4.2. Implications for Practice, Policy, and Future Research

The findings of this review suggest that HA, especially when combined with biomaterials or stem cells, holds significant potential for enhancing bone regeneration and fracture healing. Clinically, this could lead to the development of new HA-based treatments tailored for use in minimally invasive surgical procedures, reducing recovery times and improving patient outcomes. From a policy perspective, the integration of HA into standard bone healing protocols may warrant evaluation through cost-effectiveness analyses and clinical guidelines.
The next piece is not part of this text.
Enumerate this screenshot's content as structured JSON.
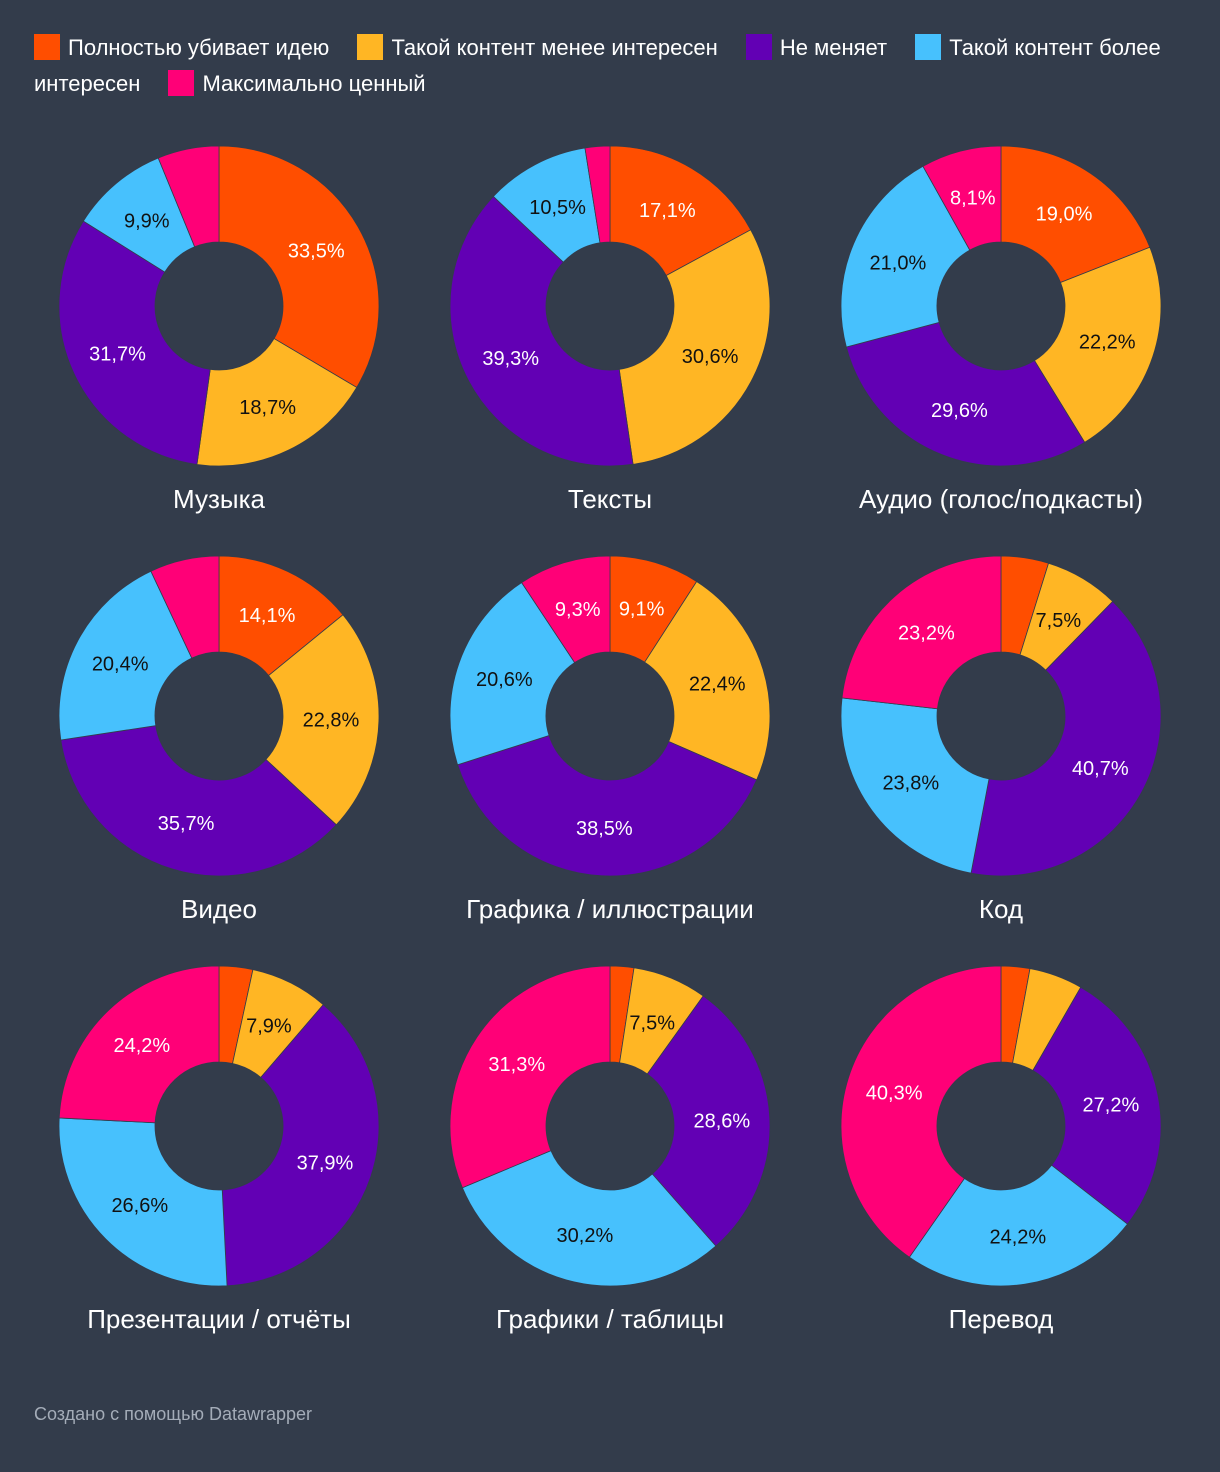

However, a notable gap remains in the literature regarding the specific application of HA in minimally invasive foot and ankle surgeries. To date, no high-quality randomized controlled trials (RCTs) have directly assessed the role of HA in enhancing bone consolidation following MIS foot osteotomies. This underscores the need for targeted research in this area. We propose the design of a multicenter, randomized controlled trial comparing standard postoperative care with and without the adjunctive use of HA in patients undergoing MIS distal metatarsal osteotomies. Primary outcomes should include time to radiographic consolidation, postoperative pain (e.g., via VAS), and functional recovery (e.g., AOFAS score) at 6 and 12 weeks postoperatively. Such a study could provide high-level evidence to inform clinical guidelines and optimize patient care in foot and ankle surgery.

5. Conclusions

In conclusion, although HA demonstrates strong potential in bone regeneration, continued research is necessary to establish standardized protocols and determine the most effective combinations of biomolecules and delivery formats. In particular, its potential applications in podiatric surgery, especially for minimally invasive techniques, warrant further investigation, given the growing interest in biologically enhanced interventions within this field. Future controlled clinical trials with consistent study designs will be essential to validate these preliminary findings and to define the precise clinical indications for the use of HA in modern podiatric and orthopedic surgical practice.